Amash’s stance is that abortions should never be performed and he doesn’t believe in the exceptions for rape and incest to which many subscribe.

That clears it up nicely, the problem with Right to Life is that they are too moderate, too pragmatic, while Amash goes absolutist.

Interestingly, something like that same criticism emerges at The Weekly Standard. Michael Warren launches a snark on the young congressman, but the quotes get to the heart of the difference between Amash and the Regular Republican Party:

House Republicans call him the “black sheep” of the conference, and Amash does seem to have an unscratchable itch to buck his own party.

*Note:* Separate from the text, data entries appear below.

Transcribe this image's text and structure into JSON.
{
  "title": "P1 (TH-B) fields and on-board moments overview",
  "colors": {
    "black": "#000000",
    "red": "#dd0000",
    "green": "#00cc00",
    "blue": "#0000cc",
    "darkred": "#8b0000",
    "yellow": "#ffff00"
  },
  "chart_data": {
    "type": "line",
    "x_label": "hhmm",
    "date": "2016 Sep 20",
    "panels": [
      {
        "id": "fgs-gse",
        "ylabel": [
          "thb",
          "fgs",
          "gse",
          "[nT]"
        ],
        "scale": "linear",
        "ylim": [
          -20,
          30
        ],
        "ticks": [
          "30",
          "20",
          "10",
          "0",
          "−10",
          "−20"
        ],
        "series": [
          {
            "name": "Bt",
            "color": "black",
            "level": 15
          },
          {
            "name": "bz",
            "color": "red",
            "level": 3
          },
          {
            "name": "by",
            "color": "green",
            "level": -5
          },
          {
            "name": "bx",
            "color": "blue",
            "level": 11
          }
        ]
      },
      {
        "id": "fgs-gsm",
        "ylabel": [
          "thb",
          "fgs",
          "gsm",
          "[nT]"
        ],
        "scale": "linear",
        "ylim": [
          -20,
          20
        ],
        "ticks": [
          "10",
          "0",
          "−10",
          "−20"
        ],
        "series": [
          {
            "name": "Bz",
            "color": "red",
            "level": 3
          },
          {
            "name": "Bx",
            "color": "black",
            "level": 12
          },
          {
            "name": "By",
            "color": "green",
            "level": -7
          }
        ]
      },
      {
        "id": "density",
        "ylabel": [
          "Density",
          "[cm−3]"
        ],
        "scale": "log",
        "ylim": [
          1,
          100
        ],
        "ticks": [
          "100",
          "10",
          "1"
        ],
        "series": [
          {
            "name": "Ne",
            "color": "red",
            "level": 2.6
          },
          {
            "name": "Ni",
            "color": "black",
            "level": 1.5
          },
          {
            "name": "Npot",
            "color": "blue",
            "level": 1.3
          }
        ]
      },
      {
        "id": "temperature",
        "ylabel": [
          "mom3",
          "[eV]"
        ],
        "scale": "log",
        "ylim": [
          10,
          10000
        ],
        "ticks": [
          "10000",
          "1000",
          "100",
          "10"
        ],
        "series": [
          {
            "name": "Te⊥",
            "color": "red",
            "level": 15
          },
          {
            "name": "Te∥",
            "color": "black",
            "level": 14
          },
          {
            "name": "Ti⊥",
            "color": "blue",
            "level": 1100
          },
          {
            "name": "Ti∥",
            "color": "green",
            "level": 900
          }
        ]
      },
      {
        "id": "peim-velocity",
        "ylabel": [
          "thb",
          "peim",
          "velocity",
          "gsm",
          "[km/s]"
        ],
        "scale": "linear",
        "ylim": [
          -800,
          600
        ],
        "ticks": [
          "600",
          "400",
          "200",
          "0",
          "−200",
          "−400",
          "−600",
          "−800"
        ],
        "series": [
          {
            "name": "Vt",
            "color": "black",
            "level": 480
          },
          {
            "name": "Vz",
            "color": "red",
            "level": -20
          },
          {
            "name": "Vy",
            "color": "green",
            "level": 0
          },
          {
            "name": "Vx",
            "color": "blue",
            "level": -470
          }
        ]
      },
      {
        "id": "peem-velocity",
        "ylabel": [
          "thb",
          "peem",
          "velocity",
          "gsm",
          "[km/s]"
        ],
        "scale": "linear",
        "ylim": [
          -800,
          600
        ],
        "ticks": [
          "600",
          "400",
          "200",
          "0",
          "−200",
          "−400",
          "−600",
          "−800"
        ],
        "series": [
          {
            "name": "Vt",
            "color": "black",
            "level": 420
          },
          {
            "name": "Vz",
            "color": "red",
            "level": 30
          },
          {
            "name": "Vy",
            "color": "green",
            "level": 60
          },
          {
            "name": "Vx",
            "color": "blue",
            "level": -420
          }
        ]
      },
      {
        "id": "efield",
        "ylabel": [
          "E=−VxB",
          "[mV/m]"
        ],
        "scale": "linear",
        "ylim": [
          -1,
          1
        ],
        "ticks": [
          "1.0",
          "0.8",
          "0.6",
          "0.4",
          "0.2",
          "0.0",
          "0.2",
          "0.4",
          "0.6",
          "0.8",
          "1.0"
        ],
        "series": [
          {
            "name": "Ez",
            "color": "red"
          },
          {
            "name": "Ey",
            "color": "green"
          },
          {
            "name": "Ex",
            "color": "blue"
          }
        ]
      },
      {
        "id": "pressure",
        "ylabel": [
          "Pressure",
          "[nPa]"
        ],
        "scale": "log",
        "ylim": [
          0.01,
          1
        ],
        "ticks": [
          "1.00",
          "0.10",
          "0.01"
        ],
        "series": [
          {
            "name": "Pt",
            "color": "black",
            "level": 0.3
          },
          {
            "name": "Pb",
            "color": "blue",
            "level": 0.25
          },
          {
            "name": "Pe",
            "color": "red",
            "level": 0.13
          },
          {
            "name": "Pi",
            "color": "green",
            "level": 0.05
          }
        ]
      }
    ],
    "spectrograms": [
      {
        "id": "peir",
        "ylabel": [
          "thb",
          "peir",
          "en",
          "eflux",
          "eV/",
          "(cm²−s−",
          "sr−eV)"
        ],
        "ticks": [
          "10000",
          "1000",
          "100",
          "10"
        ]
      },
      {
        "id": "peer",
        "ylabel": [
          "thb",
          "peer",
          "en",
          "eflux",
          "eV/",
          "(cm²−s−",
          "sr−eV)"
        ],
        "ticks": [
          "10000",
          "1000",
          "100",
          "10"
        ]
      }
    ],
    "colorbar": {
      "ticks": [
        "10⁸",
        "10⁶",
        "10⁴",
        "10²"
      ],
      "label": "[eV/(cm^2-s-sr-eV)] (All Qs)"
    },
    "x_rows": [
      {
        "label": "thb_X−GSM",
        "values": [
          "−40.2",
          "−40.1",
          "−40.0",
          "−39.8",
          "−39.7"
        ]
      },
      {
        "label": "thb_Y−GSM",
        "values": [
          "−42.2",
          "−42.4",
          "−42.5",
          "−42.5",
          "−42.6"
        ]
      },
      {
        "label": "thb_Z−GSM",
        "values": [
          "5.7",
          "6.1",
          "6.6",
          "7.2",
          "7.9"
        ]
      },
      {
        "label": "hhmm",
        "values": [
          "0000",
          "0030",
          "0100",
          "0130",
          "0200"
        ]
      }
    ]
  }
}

Take a recent bill designed to restore the flow of water to California’s Central Valley. A court ruling in 2009 halted the flow under the Endangered Species Act—the irrigation system supposedly harmed a species of smelt. Ten moderate Democrats joined 236 Republicans to give the drought-ridden Central Valley access to its water supply, with Amash the only Republican opposed. There’s no explanation for this vote on his Facebook page.
“He is a well-intentioned guy with very different goals than most people up here,” said one House Republican aide. “He’s not interested in governing.”

At the end of the day, the itch to go his own way, this absolutism is a danger. It’s easy as the Hotspur heir apparent to Ron Paul to start letting that adulation seize his attention. When your audience is a bunch of cranky libertarians, it becomes all too easy to forget back home. That’s the danger to the local GOP as well. A congressman more in love with principle than pragmatics loses clout in Washington. “Doesn’t play nice with others,” is how Tea Party conservative Rep. Renee Ellmers puts it. And without visibility in Washington, local initiatives simply go under supported.

The longer the GOP persists, the more the case for a moderate Democrat increases. At least that person would build connections.